Your Phone Now Has Its Own Agent Skills. Google Just Showed Us What That Means.

#ai #llm #mobile #agents

Google released an iPhone app this week that runs Gemma 4 models locally. That's notable on its own. But the more interesting part is what they built on top of it: a skills system that lets the model call JavaScript functions.

The app is called Google AI Edge Gallery. Terrible name. Really interesting execution.

On-Device, Actually Useful

The E2B model is a 2.54GB download. It runs fast enough to feel genuinely useful—2.4 seconds for the skills demo Simon Willison tested. That's the first time I've seen a local model vendor ship an official iPhone app for trying their models. Not a third-party wrapper, not a web demo. An actual app you install and use.

The app supports image analysis and audio transcription (up to 30 seconds) with the smaller Gemma 4 models. But the skills demo is where it gets interesting.

Agent Skills in Your Pocket

The skills demo shows the model calling tools: interactive-map, kitchen-adventure, calculate-hash, text-spinner, mood-tracker, mnemonic-password, query-wikipedia, and qr-code.

Each skill is an HTML page. The model decides which one to call based on your prompt. Ask "Show me the Castro Theatre on a map" and it calls the interactive-map skill, pulling up an embedded Google Map with the location pinned.

This is the same pattern we've seen in desktop agents—MCP servers, function calling, tool use. But now it's running on a phone, with a 2.5GB model, in 2.4 seconds.

The Missing Piece: Persistent Memory

The app has one glaring omission: conversations are ephemeral. No permanent logs. You can't build on previous interactions. The skills work, but they don't accumulate.

That's probably the right v1 tradeoff.
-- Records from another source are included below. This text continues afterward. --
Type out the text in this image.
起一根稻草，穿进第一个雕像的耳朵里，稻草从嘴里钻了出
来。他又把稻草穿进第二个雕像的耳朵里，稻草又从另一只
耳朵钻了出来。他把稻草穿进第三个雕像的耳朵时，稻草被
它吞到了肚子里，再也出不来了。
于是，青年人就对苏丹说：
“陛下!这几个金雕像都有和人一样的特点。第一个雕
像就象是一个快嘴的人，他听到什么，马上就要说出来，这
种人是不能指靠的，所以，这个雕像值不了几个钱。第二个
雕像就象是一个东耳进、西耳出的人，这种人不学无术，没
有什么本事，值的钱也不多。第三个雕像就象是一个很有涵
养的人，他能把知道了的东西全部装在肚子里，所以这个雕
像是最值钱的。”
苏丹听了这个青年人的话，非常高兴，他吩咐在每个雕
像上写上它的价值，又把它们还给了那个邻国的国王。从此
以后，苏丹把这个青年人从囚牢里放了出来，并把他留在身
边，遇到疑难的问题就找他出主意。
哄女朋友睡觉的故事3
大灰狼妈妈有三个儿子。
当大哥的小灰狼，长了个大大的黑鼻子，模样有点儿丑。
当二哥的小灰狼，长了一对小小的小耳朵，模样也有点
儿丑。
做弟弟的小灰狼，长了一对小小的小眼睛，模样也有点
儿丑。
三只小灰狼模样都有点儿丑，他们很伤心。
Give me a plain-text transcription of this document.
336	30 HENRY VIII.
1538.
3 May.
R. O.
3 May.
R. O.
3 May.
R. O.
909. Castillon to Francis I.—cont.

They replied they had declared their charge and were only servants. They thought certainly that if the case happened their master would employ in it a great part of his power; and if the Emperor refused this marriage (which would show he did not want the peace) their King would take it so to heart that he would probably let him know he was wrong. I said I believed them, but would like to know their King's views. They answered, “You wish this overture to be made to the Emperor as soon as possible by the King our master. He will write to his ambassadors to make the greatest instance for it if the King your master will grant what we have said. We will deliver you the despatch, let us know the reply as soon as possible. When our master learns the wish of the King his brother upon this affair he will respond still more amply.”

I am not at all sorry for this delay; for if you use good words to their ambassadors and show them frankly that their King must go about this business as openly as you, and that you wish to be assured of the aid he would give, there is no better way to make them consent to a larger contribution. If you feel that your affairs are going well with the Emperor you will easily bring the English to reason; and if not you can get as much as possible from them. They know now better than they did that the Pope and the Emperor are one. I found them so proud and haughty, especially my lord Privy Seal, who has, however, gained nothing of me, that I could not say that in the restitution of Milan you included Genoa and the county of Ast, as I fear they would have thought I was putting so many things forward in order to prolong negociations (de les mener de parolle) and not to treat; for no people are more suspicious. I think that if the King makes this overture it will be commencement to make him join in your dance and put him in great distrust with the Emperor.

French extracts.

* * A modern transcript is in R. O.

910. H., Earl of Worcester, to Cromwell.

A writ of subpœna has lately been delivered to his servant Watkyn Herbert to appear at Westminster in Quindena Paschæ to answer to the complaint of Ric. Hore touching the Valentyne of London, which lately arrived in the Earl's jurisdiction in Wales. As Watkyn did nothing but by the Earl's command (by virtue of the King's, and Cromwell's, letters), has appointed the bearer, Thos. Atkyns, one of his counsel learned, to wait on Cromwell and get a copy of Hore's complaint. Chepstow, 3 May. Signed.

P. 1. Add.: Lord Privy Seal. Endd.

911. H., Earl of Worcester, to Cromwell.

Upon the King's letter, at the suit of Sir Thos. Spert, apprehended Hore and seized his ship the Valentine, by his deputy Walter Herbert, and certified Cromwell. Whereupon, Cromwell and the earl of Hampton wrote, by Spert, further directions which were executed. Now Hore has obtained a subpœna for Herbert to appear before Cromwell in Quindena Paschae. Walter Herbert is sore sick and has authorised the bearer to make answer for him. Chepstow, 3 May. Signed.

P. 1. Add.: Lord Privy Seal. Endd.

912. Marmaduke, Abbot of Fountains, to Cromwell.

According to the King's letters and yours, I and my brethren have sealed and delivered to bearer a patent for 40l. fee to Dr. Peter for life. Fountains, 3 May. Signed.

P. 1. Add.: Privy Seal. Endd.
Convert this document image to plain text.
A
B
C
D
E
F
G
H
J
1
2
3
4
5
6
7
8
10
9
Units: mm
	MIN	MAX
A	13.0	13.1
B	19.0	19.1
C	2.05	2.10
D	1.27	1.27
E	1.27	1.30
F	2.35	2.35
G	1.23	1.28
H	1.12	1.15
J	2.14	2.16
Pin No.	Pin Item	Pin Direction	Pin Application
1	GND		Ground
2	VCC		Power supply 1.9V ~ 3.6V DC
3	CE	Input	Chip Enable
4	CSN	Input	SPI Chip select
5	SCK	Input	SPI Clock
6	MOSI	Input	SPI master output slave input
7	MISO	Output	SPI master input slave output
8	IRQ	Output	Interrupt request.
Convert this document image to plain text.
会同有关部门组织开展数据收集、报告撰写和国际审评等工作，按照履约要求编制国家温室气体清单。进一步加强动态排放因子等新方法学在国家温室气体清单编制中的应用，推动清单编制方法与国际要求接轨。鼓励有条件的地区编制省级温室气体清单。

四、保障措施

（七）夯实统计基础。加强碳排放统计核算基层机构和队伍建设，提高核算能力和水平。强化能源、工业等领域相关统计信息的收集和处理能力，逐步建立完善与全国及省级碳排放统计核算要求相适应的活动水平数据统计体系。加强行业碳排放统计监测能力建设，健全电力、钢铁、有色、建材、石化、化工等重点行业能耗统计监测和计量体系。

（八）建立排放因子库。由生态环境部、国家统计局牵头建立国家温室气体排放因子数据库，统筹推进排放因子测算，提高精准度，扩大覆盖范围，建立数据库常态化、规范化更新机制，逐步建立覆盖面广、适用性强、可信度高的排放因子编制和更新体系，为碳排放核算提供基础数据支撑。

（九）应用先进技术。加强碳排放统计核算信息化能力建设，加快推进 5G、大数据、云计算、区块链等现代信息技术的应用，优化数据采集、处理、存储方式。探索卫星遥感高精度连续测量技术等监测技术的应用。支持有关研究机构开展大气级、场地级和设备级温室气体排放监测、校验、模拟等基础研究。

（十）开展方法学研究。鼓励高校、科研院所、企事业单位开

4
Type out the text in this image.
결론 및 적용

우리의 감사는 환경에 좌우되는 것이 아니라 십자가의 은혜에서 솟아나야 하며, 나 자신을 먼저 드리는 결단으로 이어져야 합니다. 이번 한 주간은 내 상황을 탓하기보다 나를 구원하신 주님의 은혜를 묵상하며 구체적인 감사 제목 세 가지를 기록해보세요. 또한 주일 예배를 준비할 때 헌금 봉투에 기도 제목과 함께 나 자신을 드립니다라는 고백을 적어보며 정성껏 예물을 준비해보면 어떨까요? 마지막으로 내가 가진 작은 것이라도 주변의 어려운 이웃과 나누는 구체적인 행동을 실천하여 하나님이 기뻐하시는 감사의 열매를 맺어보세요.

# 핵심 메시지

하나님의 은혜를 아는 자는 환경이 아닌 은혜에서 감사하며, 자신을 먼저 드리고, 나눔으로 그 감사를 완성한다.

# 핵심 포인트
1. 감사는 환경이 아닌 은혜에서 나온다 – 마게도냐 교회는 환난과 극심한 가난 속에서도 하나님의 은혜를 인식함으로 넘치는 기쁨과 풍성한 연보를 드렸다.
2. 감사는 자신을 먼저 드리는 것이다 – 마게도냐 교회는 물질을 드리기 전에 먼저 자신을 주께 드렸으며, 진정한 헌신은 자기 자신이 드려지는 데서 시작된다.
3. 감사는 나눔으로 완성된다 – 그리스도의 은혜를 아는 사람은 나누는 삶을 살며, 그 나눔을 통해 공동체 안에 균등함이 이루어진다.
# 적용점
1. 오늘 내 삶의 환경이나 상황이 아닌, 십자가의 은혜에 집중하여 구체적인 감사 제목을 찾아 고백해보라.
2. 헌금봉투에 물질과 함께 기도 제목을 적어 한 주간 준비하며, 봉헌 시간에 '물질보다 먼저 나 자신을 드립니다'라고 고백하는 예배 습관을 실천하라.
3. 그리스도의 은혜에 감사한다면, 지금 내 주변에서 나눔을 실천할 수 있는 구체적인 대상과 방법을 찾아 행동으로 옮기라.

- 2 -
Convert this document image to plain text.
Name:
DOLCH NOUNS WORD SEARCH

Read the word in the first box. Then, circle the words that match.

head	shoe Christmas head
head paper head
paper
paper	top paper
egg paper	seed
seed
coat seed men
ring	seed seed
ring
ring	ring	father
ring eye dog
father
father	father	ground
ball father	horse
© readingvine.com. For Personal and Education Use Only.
Persistent memory on-device creates privacy and storage complexity most users aren't ready for. But it also means the app is a playground, not a productivity tool.

Why This Matters

Two years ago, running a frontier-quality model on a phone meant compromising on capability or waiting for cloud inference. Now we're seeing the early stages of agents that don't need the cloud for basic operations.

The skills demo is rough—it crashed on follow-up prompts in testing. But it's a proof of concept for what mobile agent architectures might look like: local model for inference, lightweight HTML/JS skills for tool calling, and the phone's native capabilities for I/O.

The gap between "runs on device" and "actually useful" is narrowing faster than I expected.